Jesus Não Corrigiu o Antigo Testamento

Jesus Não Corrigiu o Antigo Testamento

Eu, porém, vos digo…

Primeiramente, para você Jesus Cristo “corrigiu” ou “relativizou” o Antigo Testamento?

Antes de tudo, uma Página no Facebook totalmente descomprometida com a teologia bíblica, reformada, e inclusive com a teologia adventista do sétimo dia, afirmou que devemos interpretar o Antigo Testamento (AT) “com base na interpretação de Cristo”.

A princípio, parte da alegação está correta, como veremos no presente post. Por outro lado, a compreensão da referida Página quanto à maneira como Cristo interpretou o AT, se constitui numa heresia.

https://youtu.be/BFUKeEDdDLI

 

De acordo com a referida Página, ao usar a expressão “Eu, porém, vos digo” ao longo do Sermão do Monte (Mt 5-7), Cristo estaria indo contra o que o AT ensinava acerca da pena capital (e de outras doutrinas).

De antemão, diz o texto:

“Ouvistes que foi dito: Olho por olho, dente por dente. Eu, porém, vos digo: não resistais ao perverso; mas, a qualquer que te ferir na face direita, volta-lhe também a outra…” (Mt 5:38-39).

 

Portanto, estaria mesmo Jesus Cristo “corrigindo” as palavras inspiradas dadas a Moisés?
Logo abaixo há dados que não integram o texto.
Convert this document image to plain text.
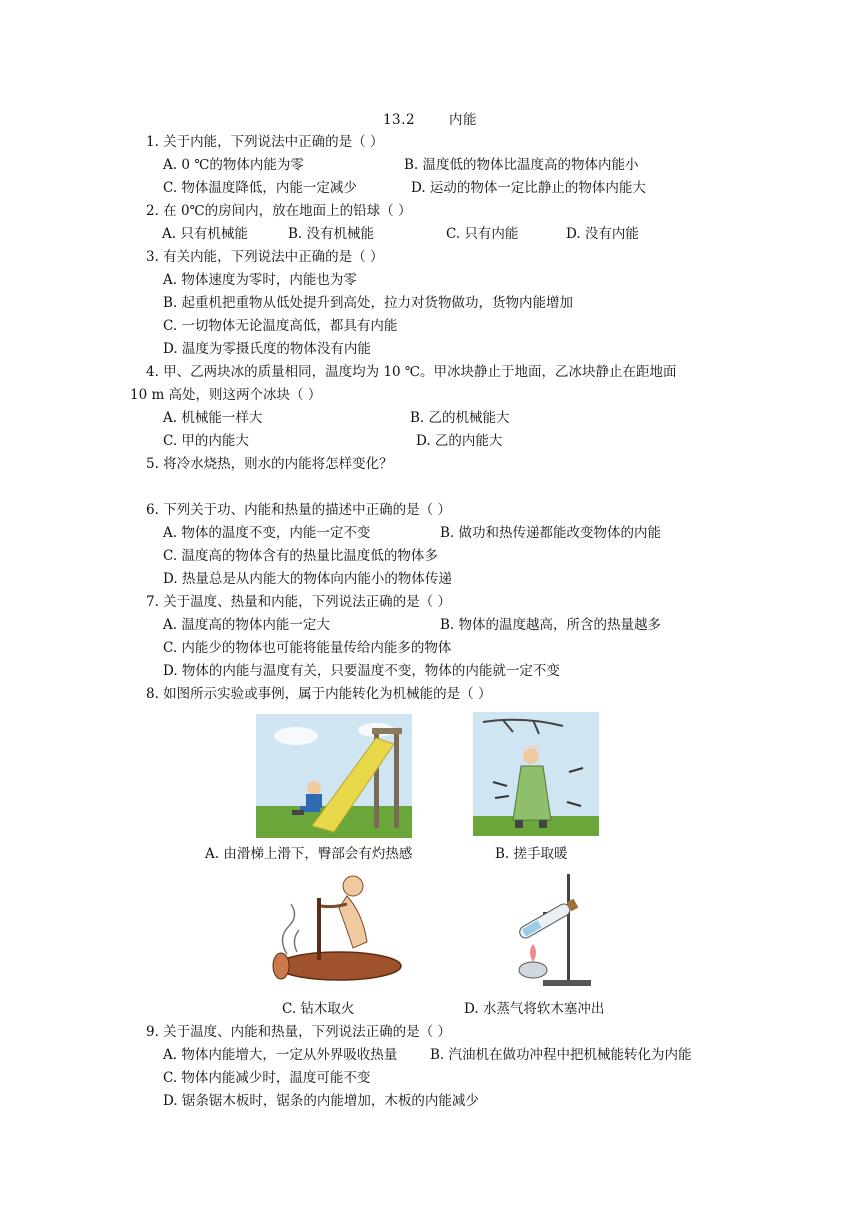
13.2	内能
1. 关于内能，下列说法中正确的是（ ）
A. 0 ℃的物体内能为零	B. 温度低的物体比温度高的物体内能小
C. 物体温度降低，内能一定减少	D. 运动的物体一定比静止的物体内能大
2. 在 0℃的房间内，放在地面上的铅球（ ）
A. 只有机械能	B. 没有机械能	C. 只有内能	D. 没有内能
3. 有关内能，下列说法中正确的是（ ）
A. 物体速度为零时，内能也为零
B. 起重机把重物从低处提升到高处，拉力对货物做功，货物内能增加
C. 一切物体无论温度高低，都具有内能
D. 温度为零摄氏度的物体没有内能
4. 甲、乙两块冰的质量相同，温度均为 10 ℃。甲冰块静止于地面，乙冰块静止在距地面
10 m 高处，则这两个冰块（ ）
A. 机械能一样大	B. 乙的机械能大
C. 甲的内能大	D. 乙的内能大
5. 将冷水烧热，则水的内能将怎样变化？
6. 下列关于功、内能和热量的描述中正确的是（ ）
A. 物体的温度不变，内能一定不变	B. 做功和热传递都能改变物体的内能
C. 温度高的物体含有的热量比温度低的物体多
D. 热量总是从内能大的物体向内能小的物体传递
7. 关于温度、热量和内能，下列说法正确的是（ ）
A. 温度高的物体内能一定大	B. 物体的温度越高，所含的热量越多
C. 内能少的物体也可能将能量传给内能多的物体
D. 物体的内能与温度有关，只要温度不变，物体的内能就一定不变
8. 如图所示实验或事例，属于内能转化为机械能的是（ ）
A. 由滑梯上滑下，臀部会有灼热感	B. 搓手取暖
C. 钻木取火	D. 水蒸气将软木塞冲出
9. 关于温度、内能和热量，下列说法正确的是（ ）
A. 物体内能增大，一定从外界吸收热量 B. 汽油机在做功冲程中把机械能转化为内能
C. 物体内能减少时，温度可能不变
D. 锯条锯木板时，锯条的内能增加，木板的内能减少
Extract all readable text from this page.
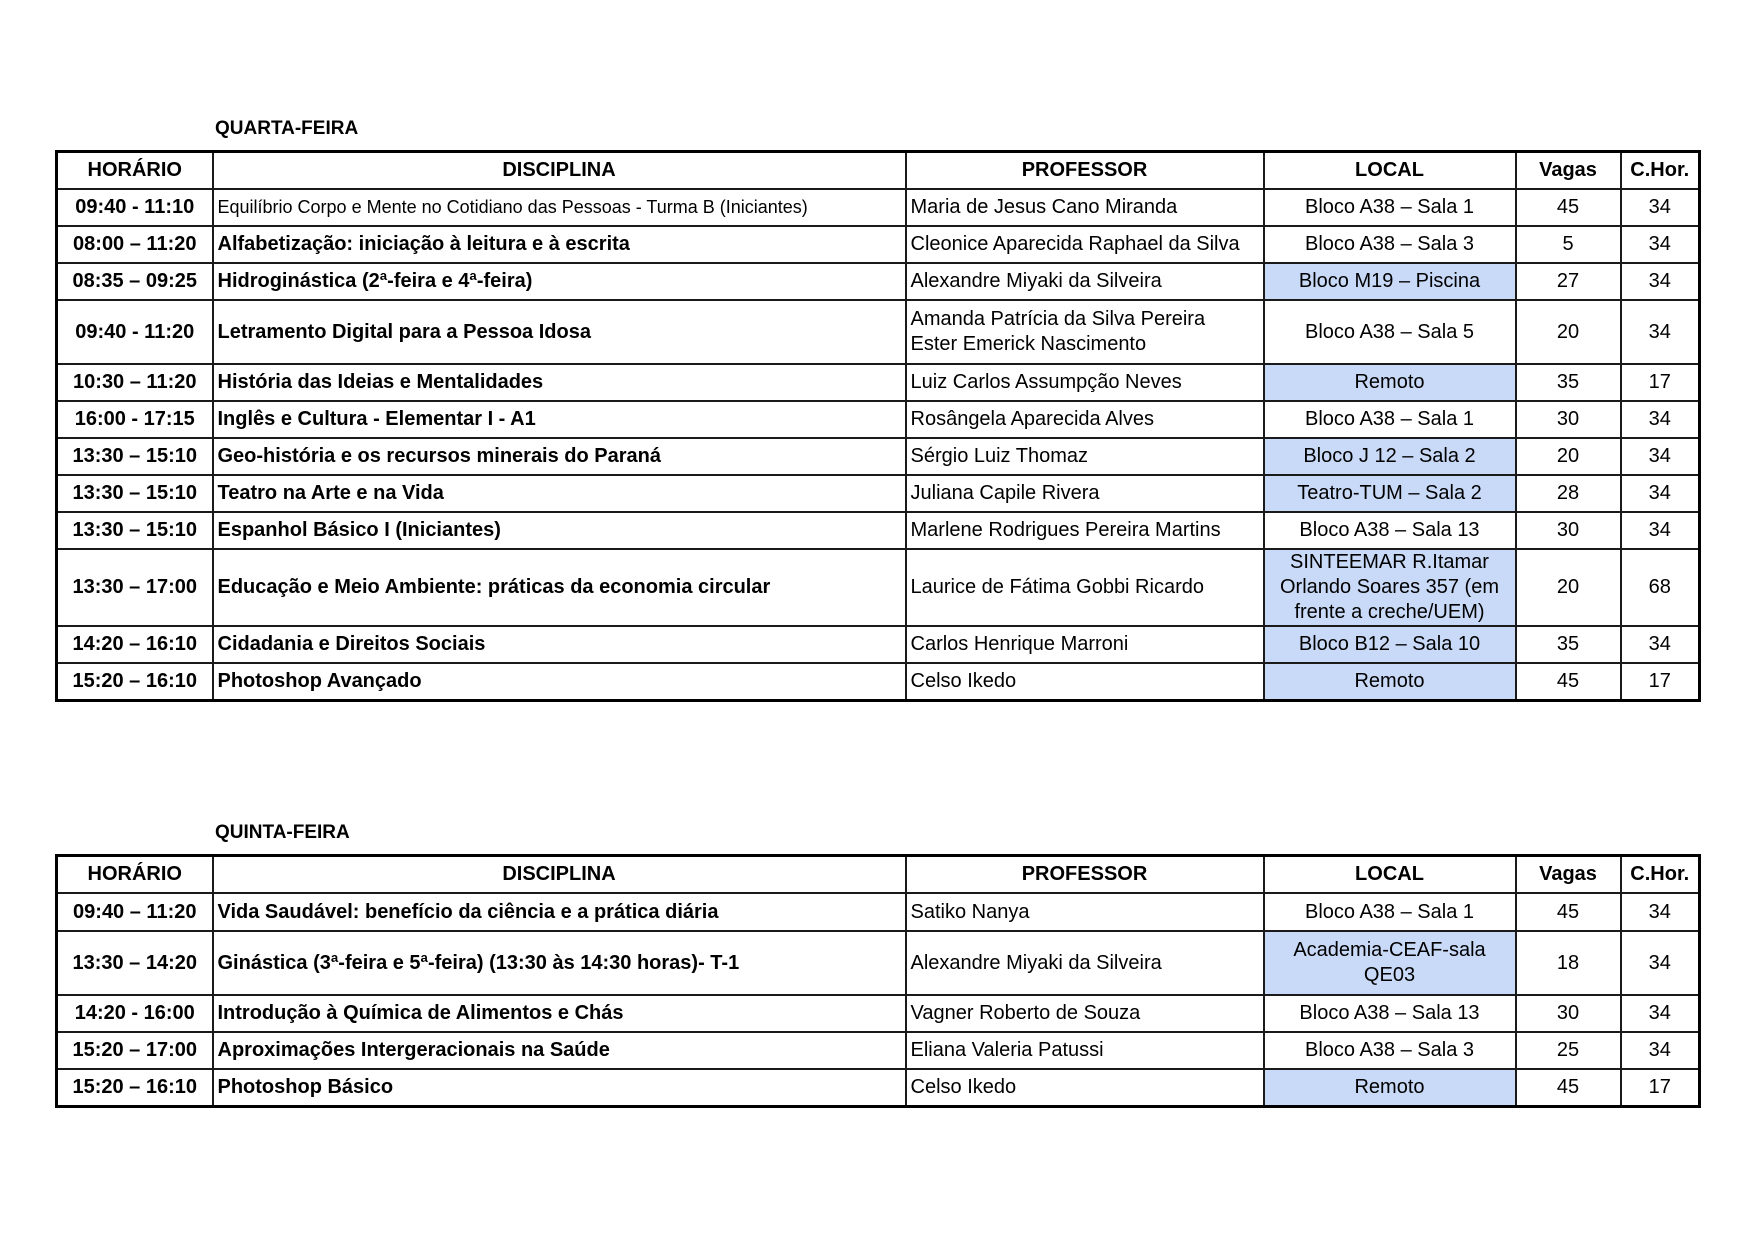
QUARTA-FEIRA
HORÁRIO	DISCIPLINA	PROFESSOR	LOCAL	Vagas	C.Hor.
09:40 - 11:10	Equilíbrio Corpo e Mente no Cotidiano das Pessoas - Turma B (Iniciantes)	Maria de Jesus Cano Miranda	Bloco A38 – Sala 1	45	34
08:00 – 11:20	Alfabetização: iniciação à leitura e à escrita	Cleonice Aparecida Raphael da Silva	Bloco A38 – Sala 3	5	34
08:35 – 09:25	Hidroginástica (2ª-feira e 4ª-feira)	Alexandre Miyaki da Silveira	Bloco M19 – Piscina	27	34
09:40 - 11:20	Letramento Digital para a Pessoa Idosa	Amanda Patrícia da Silva Pereira
Ester Emerick Nascimento	Bloco A38 – Sala 5	20	34
10:30 – 11:20	História das Ideias e Mentalidades	Luiz Carlos Assumpção Neves	Remoto	35	17
16:00 - 17:15	Inglês e Cultura - Elementar I - A1	Rosângela Aparecida Alves	Bloco A38 – Sala 1	30	34
13:30 – 15:10	Geo-história e os recursos minerais do Paraná	Sérgio Luiz Thomaz	Bloco J 12 – Sala 2	20	34
13:30 – 15:10	Teatro na Arte e na Vida	Juliana Capile Rivera	Teatro-TUM – Sala 2	28	34
13:30 – 15:10	Espanhol Básico I (Iniciantes)	Marlene Rodrigues Pereira Martins	Bloco A38 – Sala 13	30	34
13:30 – 17:00	Educação e Meio Ambiente: práticas da economia circular	Laurice de Fátima Gobbi Ricardo	SINTEEMAR R.Itamar
Orlando Soares 357 (em
frente a creche/UEM)	20	68
14:20 – 16:10	Cidadania e Direitos Sociais	Carlos Henrique Marroni	Bloco B12 – Sala 10	35	34
15:20 – 16:10	Photoshop Avançado	Celso Ikedo	Remoto	45	17
QUINTA-FEIRA
HORÁRIO	DISCIPLINA	PROFESSOR	LOCAL	Vagas	C.Hor.
09:40 – 11:20	Vida Saudável: benefício da ciência e a prática diária	Satiko Nanya	Bloco A38 – Sala 1	45	34
13:30 – 14:20	Ginástica (3ª-feira e 5ª-feira) (13:30 às 14:30 horas)- T-1	Alexandre Miyaki da Silveira	Academia-CEAF-sala
QE03	18	34
14:20 - 16:00	Introdução à Química de Alimentos e Chás	Vagner Roberto de Souza	Bloco A38 – Sala 13	30	34
15:20 – 17:00	Aproximações Intergeracionais na Saúde	Eliana Valeria Patussi	Bloco A38 – Sala 3	25	34
15:20 – 16:10	Photoshop Básico	Celso Ikedo	Remoto	45	17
Frequentemente no presente post você verá o absurdo dessa alegação, que faz parte da teologia antinomista (que nega a validade da nomos, ou seja, da “lei”, em grego).

Ao mesmo tempo, perceberá que tal “teologia” em hipótese alguma deveria fazer parte do arcabouço doutrinário de um cristão reformado e/ou adventista do sétimo dia.

Antecipadamente, peço que leia até o post final, com calma, para que não caia nessa armadilha hermenêutica.

Afinal, ela impedirá a muitos de conquistarem uma relação mais íntima com Deus através do estudo das Escrituras.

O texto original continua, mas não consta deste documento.